È stata già chiamata la norma “anti tycoon”, ma forse è più corretto definirla “anti ricchi”: prevede che possa dar luogo a conflitto d’interessi anche la semplice proprietà di “ingenti patrimoni”. In particolare – si legge –le cariche di governo (nazionale e locale) e la presidenza delle Authority diventano incompatibili “con la proprietà, il possesso o la disponibilità, anche all’estero” (e anche attraverso parenti, conviventi, prestanome o società fiduciarie) “di un patrimonio immobiliare o mobiliare di valore superiore a 10 milioni di euro”, con la sola eccezione dei titoli di Stato.
I DUE MANDATI.
Nella seconda bozza dei Cinque Stelle sul conflitto d’interessi (la prima firma è della deputata Fabiana Dadone) viene introdotto uno dei principi storici del Movimento: quello del limite dei due mandati elettivi.
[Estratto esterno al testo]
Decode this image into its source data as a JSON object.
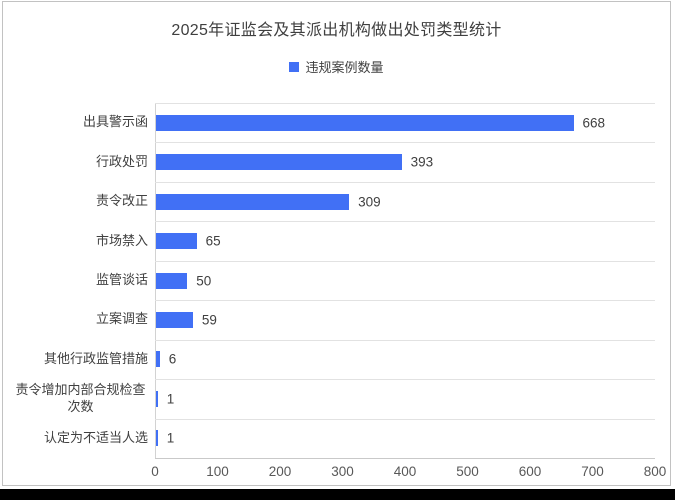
{
  "window": {
    "background_color": "#ffffff",
    "border_color": "#c2c2c2",
    "bottom_band_color": "#000000"
  },
  "header": {
    "title": "2025年证监会及其派出机构做出处罚类型统计"
  },
  "legend": {
    "label": "违规案例数量",
    "swatch_color": "#4170f5",
    "position": "top-center"
  },
  "chart_data": {
    "type": "bar",
    "orientation": "horizontal",
    "title": "2025年证监会及其派出机构做出处罚类型统计",
    "series_name": "违规案例数量",
    "categories": [
      "出具警示函",
      "行政处罚",
      "责令改正",
      "市场禁入",
      "监管谈话",
      "立案调查",
      "其他行政监管措施",
      "责令增加内部合规检查次数",
      "认定为不适当人选"
    ],
    "values": [
      668,
      393,
      309,
      65,
      50,
      59,
      6,
      1,
      1
    ],
    "xlabel": "",
    "ylabel": "",
    "xlim": [
      0,
      800
    ],
    "x_ticks": [
      0,
      100,
      200,
      300,
      400,
      500,
      600,
      700,
      800
    ],
    "grid": "horizontal-row-separators-only",
    "legend_position": "top",
    "bar_color": "#4170f5",
    "data_labels": true,
    "data_label_color": "#404040"
  }
}
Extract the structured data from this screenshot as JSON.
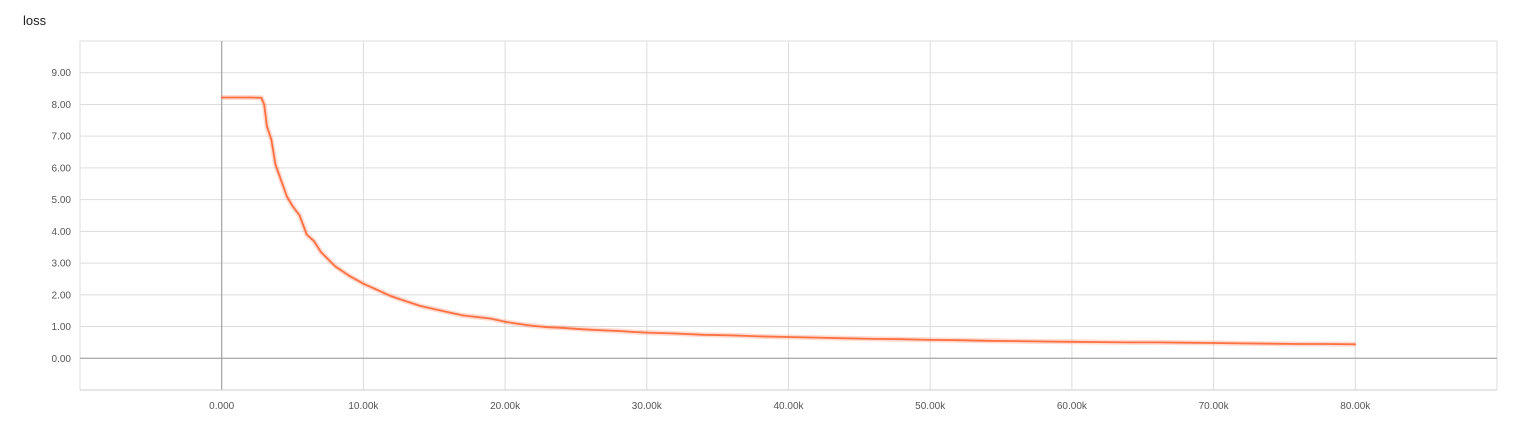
{
  "chart_data": {
    "type": "line",
    "title": "loss",
    "xlabel": "",
    "ylabel": "",
    "xlim": [
      -10000,
      90000
    ],
    "ylim": [
      -1,
      10
    ],
    "grid": true,
    "legend": "none",
    "x_ticks": [
      {
        "value": 0,
        "label": "0.000"
      },
      {
        "value": 10000,
        "label": "10.00k"
      },
      {
        "value": 20000,
        "label": "20.00k"
      },
      {
        "value": 30000,
        "label": "30.00k"
      },
      {
        "value": 40000,
        "label": "40.00k"
      },
      {
        "value": 50000,
        "label": "50.00k"
      },
      {
        "value": 60000,
        "label": "60.00k"
      },
      {
        "value": 70000,
        "label": "70.00k"
      },
      {
        "value": 80000,
        "label": "80.00k"
      }
    ],
    "y_ticks": [
      {
        "value": 0,
        "label": "0.00"
      },
      {
        "value": 1,
        "label": "1.00"
      },
      {
        "value": 2,
        "label": "2.00"
      },
      {
        "value": 3,
        "label": "3.00"
      },
      {
        "value": 4,
        "label": "4.00"
      },
      {
        "value": 5,
        "label": "5.00"
      },
      {
        "value": 6,
        "label": "6.00"
      },
      {
        "value": 7,
        "label": "7.00"
      },
      {
        "value": 8,
        "label": "8.00"
      },
      {
        "value": 9,
        "label": "9.00"
      }
    ],
    "series": [
      {
        "color": "#ff7043",
        "x": [
          0,
          1000,
          2000,
          2800,
          3000,
          3200,
          3500,
          3800,
          4200,
          4600,
          5000,
          5500,
          6000,
          6500,
          7000,
          8000,
          9000,
          10000,
          11000,
          12000,
          13000,
          14000,
          15000,
          16000,
          17000,
          18000,
          19000,
          20000,
          21000,
          22000,
          23000,
          24000,
          25000,
          26000,
          27000,
          28000,
          29000,
          30000,
          32000,
          34000,
          36000,
          38000,
          40000,
          42000,
          44000,
          46000,
          48000,
          50000,
          52000,
          54000,
          56000,
          58000,
          60000,
          62000,
          64000,
          66000,
          68000,
          70000,
          72000,
          74000,
          76000,
          78000,
          80000
        ],
        "y": [
          8.22,
          8.22,
          8.22,
          8.21,
          8.0,
          7.3,
          6.9,
          6.1,
          5.6,
          5.1,
          4.8,
          4.5,
          3.9,
          3.7,
          3.35,
          2.9,
          2.6,
          2.35,
          2.15,
          1.95,
          1.8,
          1.65,
          1.55,
          1.45,
          1.35,
          1.3,
          1.25,
          1.15,
          1.08,
          1.02,
          0.98,
          0.96,
          0.93,
          0.9,
          0.88,
          0.86,
          0.83,
          0.81,
          0.78,
          0.74,
          0.72,
          0.69,
          0.67,
          0.65,
          0.63,
          0.61,
          0.6,
          0.58,
          0.57,
          0.55,
          0.54,
          0.53,
          0.52,
          0.51,
          0.5,
          0.5,
          0.49,
          0.48,
          0.47,
          0.46,
          0.45,
          0.45,
          0.44
        ]
      }
    ]
  }
}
Si legge all’articolo 3, comma l: sono ineleggibili “coloro che hanno esercitato per due mandati, anche non consecutivi, la carica di membro del Parlamento”. Difficile sia fattibile con legge ordinaria.
INCOMPATIBILITÀ.
La pdl Dadone stila anche un lungo elenco di incompatibilità per il ruolo di parlamentare (italiano ed europeo) con qualunque forma di incarico (“ufficio, carica o funzione”) in enti pubblici o aziende a qualunque titolo controllate o vigilate dallo Stato fino a rendere incompatibile persino lo svolgimento a titolo gratuito di consulenze per quelle società o enti. Previsione che pare davvero troppo vasta.
I MAGISTRATI.
Nel pacchetto dei Cinque Stelle c’è anche una norma che regola i rapporti tra magistratura e politica. La legge attualmente in vigore prevede che i togati non siano eleggibili se non hanno lasciato il loro incarico almeno sei mesi prima della candidatura, ma questo solo nelle circoscrizioni elettorali che coincidono con gli uffici dove hanno lavorato (per fare un esempio: il pm di Palermo non potrebbe candidarsi nei sei mesi successivi alla fine del suo incarico, ma solo in Sicilia).
Nel testo grillino l’aspetto territoriale non è più considerato: “I magistrati – esclusi quelli in servizio presso le giurisdizioni superiori – anche in caso di scioglimento anticipato della Camera dei deputati e di elezioni suppletive, non sono eleggibili se hanno svolto le loro funzioni in un periodo compreso nei sei mesi antecedenti alla data di accettazione della candidatura”.
Inoltre i magistrati che si sono candidati senza essere eletti dovrebbero rinunciare al ritorno in carica (o allo stipendio) per due anni, ovvero “non possono esercitare le loro funzioni per un periodo di ventiquattro mesi, né percepire alcuna retribuzione ad esse relativa”.
I GIORNALISTI.
Nel testo firmato Dadone c’è anche una norma “anti direttori”. Che equipara, di fatto, i giornalisti ai magistrati. “I direttori e i vicedirettori di testate giornalistiche nazionali, anche in caso di scioglimento anticipato della Camera dei deputati e di elezioni suppletive, non sono eleggibili se hanno esercitato l’incarico nei sei mesi antecedenti alla data di accettazione della candidatura ”.
Anche questa norma lascia più di un dubbio sotto il profilo costituzionale.”